Evadiendo las regulaciones establecidas por el actual presidente norteamericano Donald Trump, La Habana continúa recibiendo grandes flujos de dinero en el sector del turismo proveniente de los ciudadanos de Estados Unidos. A pesar de esto, son los propietarios del incipiente sector privado en la Isla quienes sufren en su mayoría por estas regulaciones, sobre todo los propietarios de casas de renta y restaurantes o paladares.

Cifras oficiales revelan que el pasado año el sector de los arrendadores privados mostró un índice ocupacional de apenas un 44%, en contrapartida con el aumento de la llegada de cruceros que aumentó en casi un 50%.

A pesar de que no se cuenta con cifras sobre el estado ocupacional de los visitantes en años anteriores, el economista cubano experto en turismo, José Luis Perello, asegura que en 2016 la cifra de ocupación de las viviendas de arrendatarios privados estuvo cercana al 90%, pero fueron disminuyendo en los dos años posteriores.

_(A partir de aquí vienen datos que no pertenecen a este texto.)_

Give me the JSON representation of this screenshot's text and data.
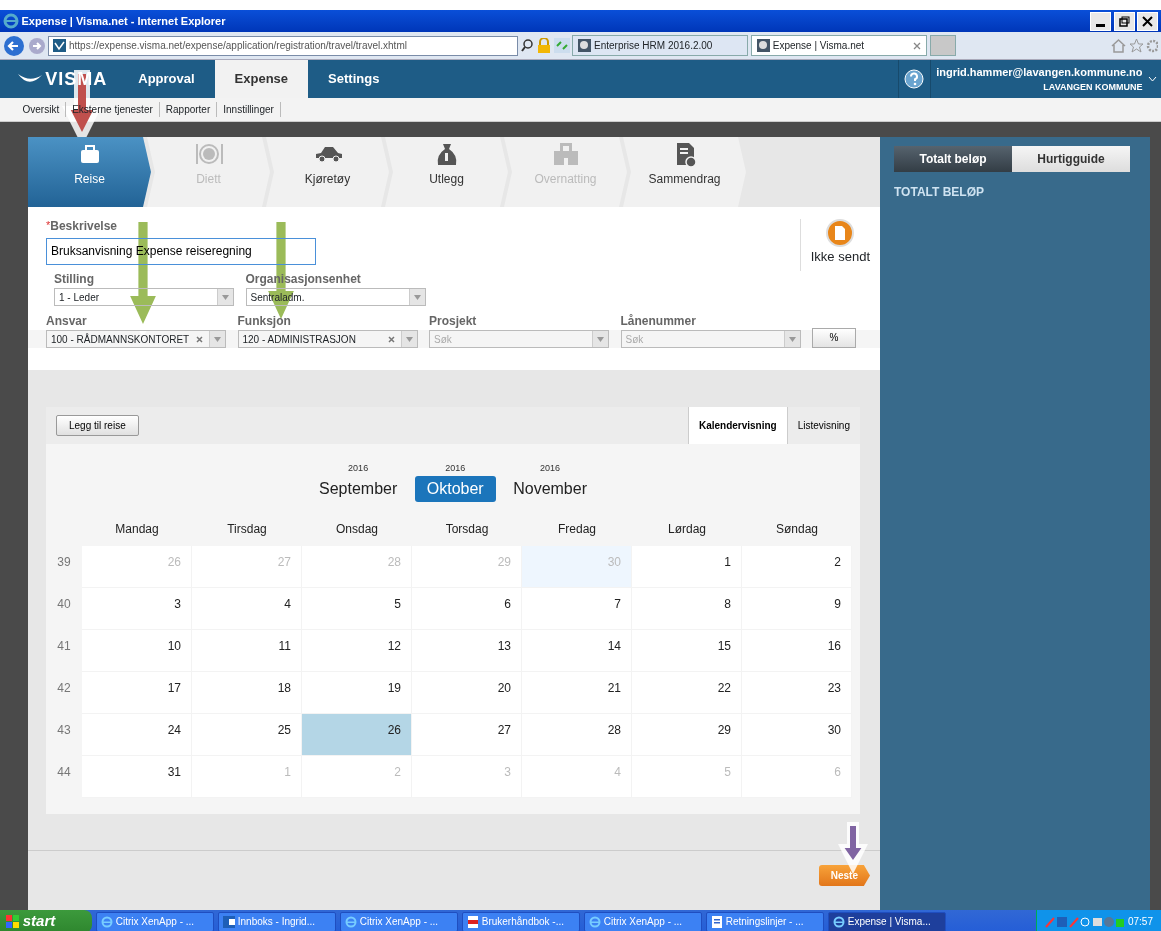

El aumento de los visitantes norteamericanos comenzó en 2015, luego de que los ex presidentes Barack Obama y Raúl Castro acortaran las relaciones entre ambos gobiernos, algo que propició que llegaran a la Isla más de 160.00 visitantes norteños.

Sin embargo es llamativo que el turismo de estancia en las casas privadas de renta (las personas que pernoctan en la Isla) ha disminuido un 9% en 2018, a lo que se suma una baja en la estadía media de los estadounidenses que en 2017 se quedaban un promedio de seis días en el país y ahora lo hacen solo tres.
Las políticas de Trump han reducido el turismo en la Isla y por lo tanto dañaron a los pequeños hostales, así como a otras empresas privadas relacionadas con el turismo, incluidos paladares y taxistas.
La política de deshielo de Obama, la cual a pesar de lo de levantar el bloqueo si flexibilizaba una serie de medidas sobre la Isla, trajo como consecuencia que la cifra de visitantes fuese en aumento cada años hasta alcanzar la cifra de los 4.7 millones en 2018.
Con la llegada de Donald Trump a la Casa Blanca, se impusieron nuevamente una serie de regulaciones sobre los viajes a la Isla y se promulgaron una serie de nuevas medidas de sanciones económicas en contra de las empresas cubanas controladas por las Fuerzas Armadas.
Para el 2019, se espera que lleguen a la Isla unos 5 millones de visitantes a la Isla, aunque para el incipiente sector privado las condiciones parece que no sufrirán ninguna mejoría.